Mais, attendez, je me perds ! L'Aïd, c'est la fin du ramadan, Pessa'h, c'est la sortie d'Égypte, Pâques, une fête chrétienne et une fête culturelle commémorant la résurrection de Jésus d'entre les morts, le troisième jour de son enterrement, après sa crucifixion par les Romains au Golgotha (lieu des crânes). Et nous, Camerounais, dans tout ça ? On est censé commémorer quoi exactement ? La sortie de la brousse ? La résurrection du manioc ?
Et puis, il y a cette histoire de tourisme religieux, une industrie florissante qui enrichit Jérusalem, Rome, Lourdes et La Mecque. Des milliers de pèlerins défilent, prient, achètent des souvenirs made in China et laissent des montagnes de billets derrière eux. Pendant ce temps, l'Afrique, notre belle Afrique, reste désespérément vide de lieux saints. On dirait que le Dieu nous a oubliés, ou alors, qu'il a décidé de faire de nous des athées sans s’en rendre compte.
Tiens ! En parlant de La Mecque, saviez-vous qu'il y a des températures à vous faire frire un œuf sur le bitume ? Plus de 50 degrés, mes amis ! On parle de plus de 1 300 morts en 2024 ! Mais, attention, ne vous y trompez pas ! Mourir en terre sainte, c'est un privilège, une bénédiction d'Allah ! Alors, vous voyez que tout est bien qui finit bien, même quand ça finit mal. C'est beau, la foi, non ? Surtout quand elle vous envoie ad patres avec le sourire.
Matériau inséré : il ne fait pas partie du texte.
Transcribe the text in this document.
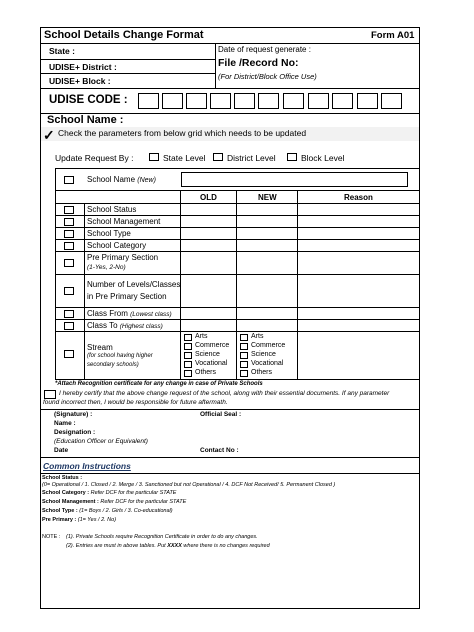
School Details Change Format	Form A01
State :
UDISE+ District :
UDISE+ Block :
Date of request generate :
File /Record No:
(For District/Block Office Use)
UDISE CODE :
School Name :
✓ Check the parameters from below grid which needs to be updated
Update Request By :	State Level	District Level	Block Level
School Name (New)
OLD	NEW	Reason
School Status
School Management
School Type
School Category
Pre Primary Section
(1-Yes, 2-No)
Number of Levels/Classes
in Pre Primary Section
Class From (Lowest class)
Class To (Highest class)
Stream
(for school having higher
secondary schools)
Arts
Commerce
Science
Vocational
Others
Arts
Commerce
Science
Vocational
Others
*Attach Recognition certificate for any change in case of Private Schools
I hereby certify that the above change request of the school, along with their essential documents. If any parameter
found incorrect then, I would be responsible for future aftermath.
(Signature) :	Official Seal :
Name :
Designation :
(Education Officer or Equivalent)
Date	Contact No :
Common Instructions
School Status :
(0= Operational / 1. Closed / 2. Merge / 3. Sanctioned but not Operational / 4. DCF Not Received/ 5. Permanent Closed )
School Category : Refer DCF for the particular STATE
School Management : Refer DCF for the particular STATE
School Type : (1= Boys / 2. Girls / 3. Co-educational)
Pre Primary : (1= Yes / 2. No)
NOTE : (1). Private Schools require Recognition Certificate in order to do any changes.
(2). Entries are must in above tables. Put XXXX where there is no changes required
Et le clou du spectacle, c'est le prix du pèlerinage. Pour le Hadj en 2025, les pèlerins camerounais, qui pour la plupart tirent le diable par la queue au quotidien, ont déboursé chacun la rondelette somme de 3 262 620 FCFA, dans un pays pauvre très endetté. Multipliez par 5000 pèlerins et vous obtenez une somme astronomique de 16 313 100 000 FCFA, qui ferait pâlir d'envie n'importe quel ministre des Finances. Imaginez le nombre de forages, de salles de classe… qu'on pourrait construire avec ça ! Et pendant ce temps, l'Arabie Saoudite se frotte les mains. Avant la Covid-19, le Hajj rapportait entre 10 à 15 milliards de dollars chaque année aux caisses de l'État saoudien.
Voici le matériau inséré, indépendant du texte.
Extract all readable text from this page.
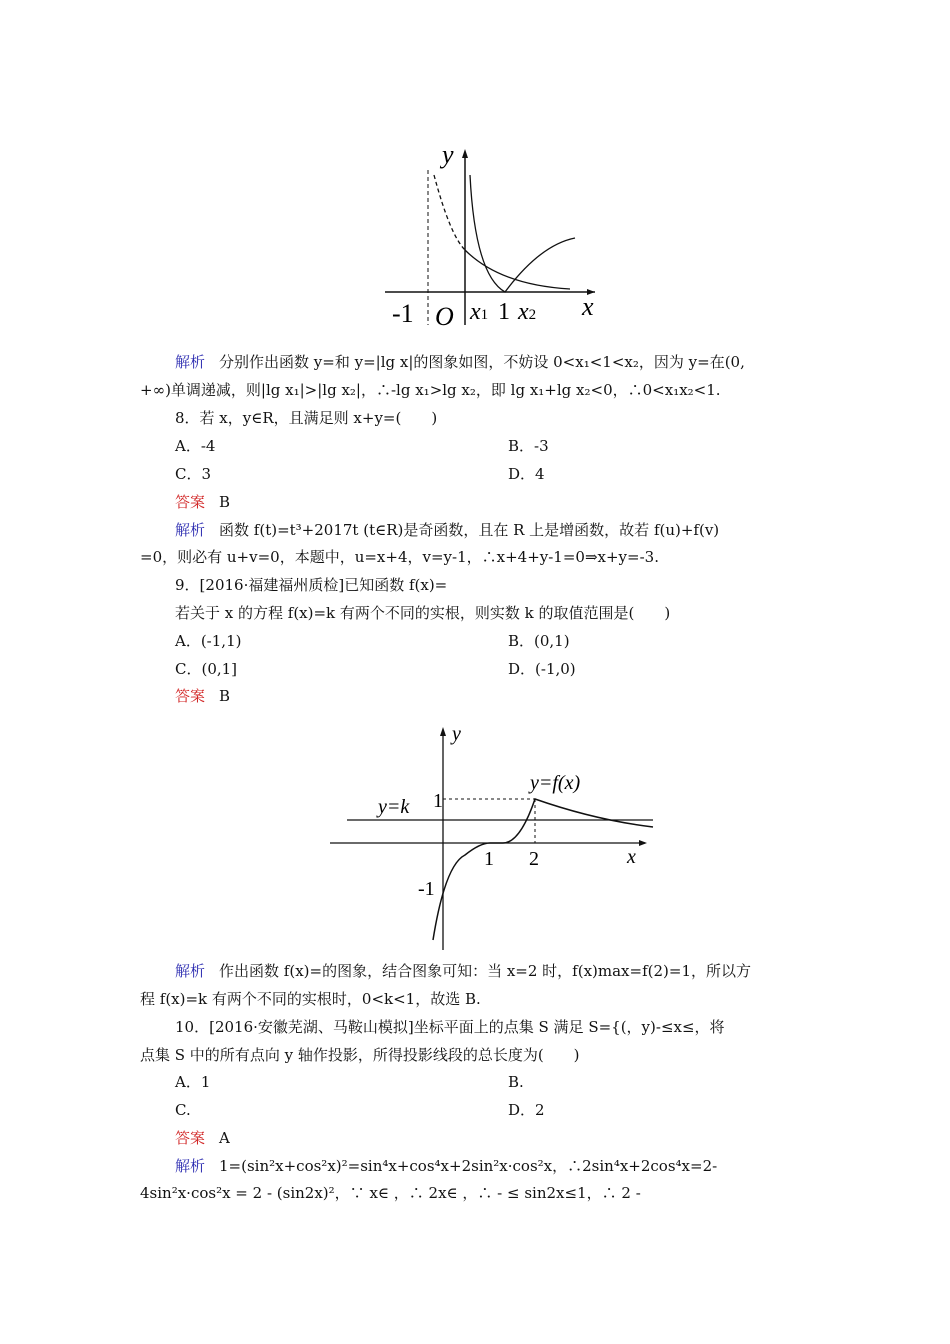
y
x
-1 O x1 1 x2
解析 分别作出函数 y=和 y=|lg x|的图象如图，不妨设 0<x₁<1<x₂，因为 y=在(0,
+∞)单调递减，则|lg x₁|>|lg x₂|，∴-lg x₁>lg x₂，即 lg x₁+lg x₂<0，∴0<x₁x₂<1.
8．若 x，y∈R，且满足则 x+y=(　　)
A．-4	B．-3
C．3	D．4
答案 B
解析 函数 f(t)=t³+2017t (t∈R)是奇函数，且在 R 上是增函数，故若 f(u)+f(v)
=0，则必有 u+v=0，本题中，u=x+4，v=y-1，∴x+4+y-1=0⇒x+y=-3.
9．[2016·福建福州质检]已知函数 f(x)=
若关于 x 的方程 f(x)=k 有两个不同的实根，则实数 k 的取值范围是(　　)
A．(-1,1)	B．(0,1)
C．(0,1]	D．(-1,0)
答案 B
y
x
y=k
y=f(x)
1
-1
1 2
解析 作出函数 f(x)=的图象，结合图象可知：当 x=2 时，f(x)max=f(2)=1，所以方
程 f(x)=k 有两个不同的实根时，0<k<1，故选 B.
10．[2016·安徽芜湖、马鞍山模拟]坐标平面上的点集 S 满足 S={(，y)-≤x≤，将
点集 S 中的所有点向 y 轴作投影，所得投影线段的总长度为(　　)
A．1	B.
C.	D．2
答案 A
解析 1=(sin²x+cos²x)²=sin⁴x+cos⁴x+2sin²x·cos²x，∴2sin⁴x+2cos⁴x=2-
4sin²x·cos²x = 2 - (sin2x)²，∵ x∈ ，∴ 2x∈ ，∴ - ≤ sin2x≤1，∴ 2 -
Alors, la prochaine fois que vous croiserez un fidèle en route pour ces cieux étrangers, n'oubliez pas de vous demander ce que nous, Africains, avons à cirer dans tous ces labyrinthes religieux. La question mérite d'être posée, dans une Afrique qui se demande encore où se trouve son lieu saint ! Non ?
Béni soit le jour où l'on ne comprend plus rien ! Mais n'oublions pas de rire un peu de tout cela. Après tout, si Dieu a un sens de l'humour (et j'en suis sûr), il doit bien se moquer de nous, en voyant notre quête désespérée d'un lieu saint où se cache le vrai Dieu. Peut-être qu’un jour, nous aurons notre propre site sacré… un grand marché où l'on vendra des œufs en chocolat et des kebabs halal ! Qui sait ? À chaque peuple sa tradition !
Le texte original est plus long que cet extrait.